Jones of Old Lincoln - Page 2/88

***

The intruder on my focused study looked as if he'd walked out of a Matthew Brady wet-plate photograph of 1860. He was a vision in black broadcloth-a long frock coat, with matching waistcoat and trousers. He wore a white, high, soft-collar shirt with a black nineteenth century style cravat. A gold watch chain hung low across his waistcoat. In his left hand he held an extra long, silver-capped, black cane. In his right hand he held a well-worn, battered, Abe Lincoln-style stovepipe hat. I surely was out of place-a prodigal proving Wolfe's dictum about the futility of trying to go home after the seductions of the fickle world-but the intruder was out of time, a specter bearing witness to my homesick soul of the varied dimensions of reality and place.

He appeared to be in his seventies and was of short height, maybe five foot six. He was stocky but not fat, and he stood erect. There was an ease in his bearing. There was little hair on the top of his head but it was full on the sides. Worn over the ears, it was the color of his full gray beard. I guessed his hair in youth had been dark, but now, washed by time, it looked the color of faded, weathered, Tennessee-limestone field fences.

His cheek and forehead were pale pink and gave color to his lined, wizened face. Though he wore no glasses, his light blue, bright and responsive eyes seemed shadowed to me. Yet his countenance overall was open, impish, and mellow. His smile was easy. The timbre of his voice was crisp and distinct, not the slow drawl of syrupy, Southern aristocracy.

"I'm Jones, sir, Jones of Old Lincoln County." With that he motioned towards the empty booth seat facing me. I offered an astonished, drop-jaw nod. If his dated clothes and unique countenance, his true out of placeness, had not astonished me, his simple introduction most certainly did.

I blinked, stared, swallowed, and self-consciously rose up a bit from my seat and took his extended hand. The grip was not that of a ghost, and that concerned me as much as his presence.

"Please, Mr. Jones, yes please, sir, by all means," I croaked.

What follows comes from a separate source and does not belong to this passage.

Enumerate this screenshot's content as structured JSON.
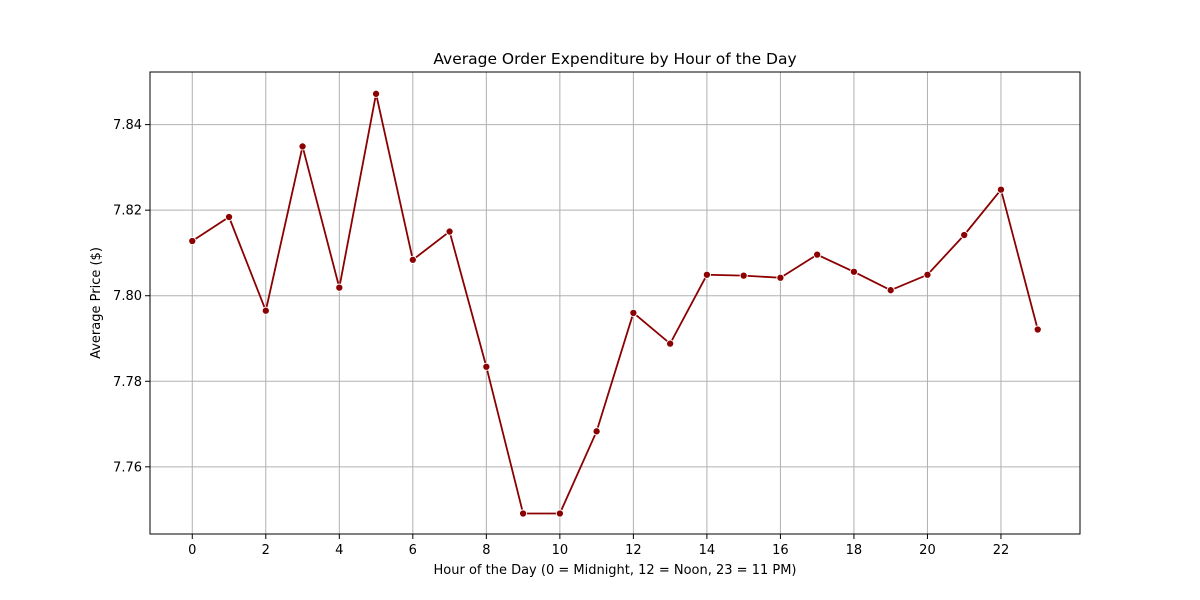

My emotions included fear, bewilderment, joy, and utter fascination. I offered what probably was a goofy smile as he took his seat.

He looked around the room, placed his hat on the booth seat, and said, "Sir, they don't have hat racks anymore. Perchance you have taken note of that development?" With that simple observation our 'travels' began.

***

No one along the bar or the hard living woman fry cook, now joined by a second woman working the grill, had taken note of what was going on twenty feet away. The TV still blared, now changed to ESPN, the different sounds continued, smells persisted, and the mundane twenty-first century dimension remained unchanged, even as I entered an utterly different reality.